A REUNION of former classroom pals helped to celebrate a Barrow school’s 125 th birthday in 1998.

Greengate Junior School dug out the old photographs and legers as part of the celebrations.

Jean Holding, of Langdale Grove, told The Mail on July 9: "I came here in the war years, we had to carry gas masks with us.

"When there was an air raid we had to go to the shelters.

"They were all along the middle of the road right up Greengate Street."

Jeannie Helling, of Walney, attended the school from 1975 to 1979.

She said: "I remember the old Mr Smith who used to be here.

"We had a bomb scare too.

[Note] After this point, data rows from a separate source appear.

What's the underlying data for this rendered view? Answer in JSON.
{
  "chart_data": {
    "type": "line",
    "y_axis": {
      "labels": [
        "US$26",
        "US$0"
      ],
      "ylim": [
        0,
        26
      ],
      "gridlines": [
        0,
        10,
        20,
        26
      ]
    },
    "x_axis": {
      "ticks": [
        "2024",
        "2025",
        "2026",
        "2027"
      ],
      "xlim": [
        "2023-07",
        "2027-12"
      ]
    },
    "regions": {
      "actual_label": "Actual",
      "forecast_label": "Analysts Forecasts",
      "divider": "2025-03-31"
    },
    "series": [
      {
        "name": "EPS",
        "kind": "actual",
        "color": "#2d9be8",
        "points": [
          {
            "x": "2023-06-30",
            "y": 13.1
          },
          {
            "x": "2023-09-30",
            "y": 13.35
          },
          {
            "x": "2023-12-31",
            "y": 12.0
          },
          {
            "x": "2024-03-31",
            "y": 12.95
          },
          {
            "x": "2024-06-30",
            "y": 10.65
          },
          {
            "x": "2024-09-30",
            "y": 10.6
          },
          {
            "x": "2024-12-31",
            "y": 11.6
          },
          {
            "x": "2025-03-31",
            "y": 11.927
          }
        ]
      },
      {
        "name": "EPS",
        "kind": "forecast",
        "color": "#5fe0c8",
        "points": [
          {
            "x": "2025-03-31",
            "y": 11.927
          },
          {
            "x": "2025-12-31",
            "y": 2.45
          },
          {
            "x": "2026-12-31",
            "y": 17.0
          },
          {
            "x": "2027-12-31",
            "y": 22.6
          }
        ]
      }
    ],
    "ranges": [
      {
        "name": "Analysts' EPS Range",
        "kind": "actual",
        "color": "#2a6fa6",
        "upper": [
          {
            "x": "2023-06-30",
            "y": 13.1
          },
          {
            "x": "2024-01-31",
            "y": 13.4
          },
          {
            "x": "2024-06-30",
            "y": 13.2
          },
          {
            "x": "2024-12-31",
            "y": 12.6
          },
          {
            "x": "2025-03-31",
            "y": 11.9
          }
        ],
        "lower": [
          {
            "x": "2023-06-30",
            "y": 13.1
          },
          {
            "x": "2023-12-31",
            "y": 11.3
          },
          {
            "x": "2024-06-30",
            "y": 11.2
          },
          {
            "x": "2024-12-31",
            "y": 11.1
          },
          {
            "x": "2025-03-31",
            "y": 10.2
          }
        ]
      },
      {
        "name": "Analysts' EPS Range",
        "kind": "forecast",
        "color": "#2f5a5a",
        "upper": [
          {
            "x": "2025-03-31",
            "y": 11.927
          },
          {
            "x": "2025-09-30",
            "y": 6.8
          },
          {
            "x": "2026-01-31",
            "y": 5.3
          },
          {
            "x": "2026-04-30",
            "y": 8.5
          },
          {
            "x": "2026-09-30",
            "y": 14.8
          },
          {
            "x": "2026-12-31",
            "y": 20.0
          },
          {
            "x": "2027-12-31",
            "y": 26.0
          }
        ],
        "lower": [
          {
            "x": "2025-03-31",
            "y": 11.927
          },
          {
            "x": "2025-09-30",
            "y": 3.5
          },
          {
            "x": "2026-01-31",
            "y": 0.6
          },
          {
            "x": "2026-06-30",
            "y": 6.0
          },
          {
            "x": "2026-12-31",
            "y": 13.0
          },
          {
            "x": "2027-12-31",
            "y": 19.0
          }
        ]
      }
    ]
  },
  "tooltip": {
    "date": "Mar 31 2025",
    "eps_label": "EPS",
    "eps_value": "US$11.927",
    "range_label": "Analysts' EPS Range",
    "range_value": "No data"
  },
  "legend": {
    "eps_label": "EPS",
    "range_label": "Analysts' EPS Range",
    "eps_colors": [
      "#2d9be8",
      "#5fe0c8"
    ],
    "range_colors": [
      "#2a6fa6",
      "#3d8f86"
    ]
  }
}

We had to sit in the Methodist church next door and we all crying for our mums."

The Mail noted: "Crowds of people walked around the hall, looking at the old copies of attendance records which dated back to 1881 and old school photos from the 1920s."

The Mail spoke to Ramsden Street newsagent Joe Wardman, a school governor in 1998 and a pupil in 1948.

He said: “The school was known as 'Rollo' back then because it was called Rawlinson Street School.

"The infant school was mixed sexes but in the juniors we were separated into boys and girls.

"It didn't seem strange then and we didn't take much notice of the girls. We used to play football, cricket or tiggin'

"We were marched into school, it was very military in the juniors. The toilets were outside.

"Once in the classroom you had to sit down and face the blackboard.

"Our desks had inkwells and they were filled up with ink from a big jug and we used dip-in pens.

"We did more of the three Rs then, and history and geography. Music lessons were usually singing.

"I never did the school dinners but you always got a hot meal. It was usually meat, veg and always potatoes. There was a big jug of gravy.

"There was no fancy jackets, everyone used to wear those navy-blue gabardine macs.

"We used to play sports against other schools a lot more then.

"I remember what a big thing it was when we got our first football field, it was near Cecil Street."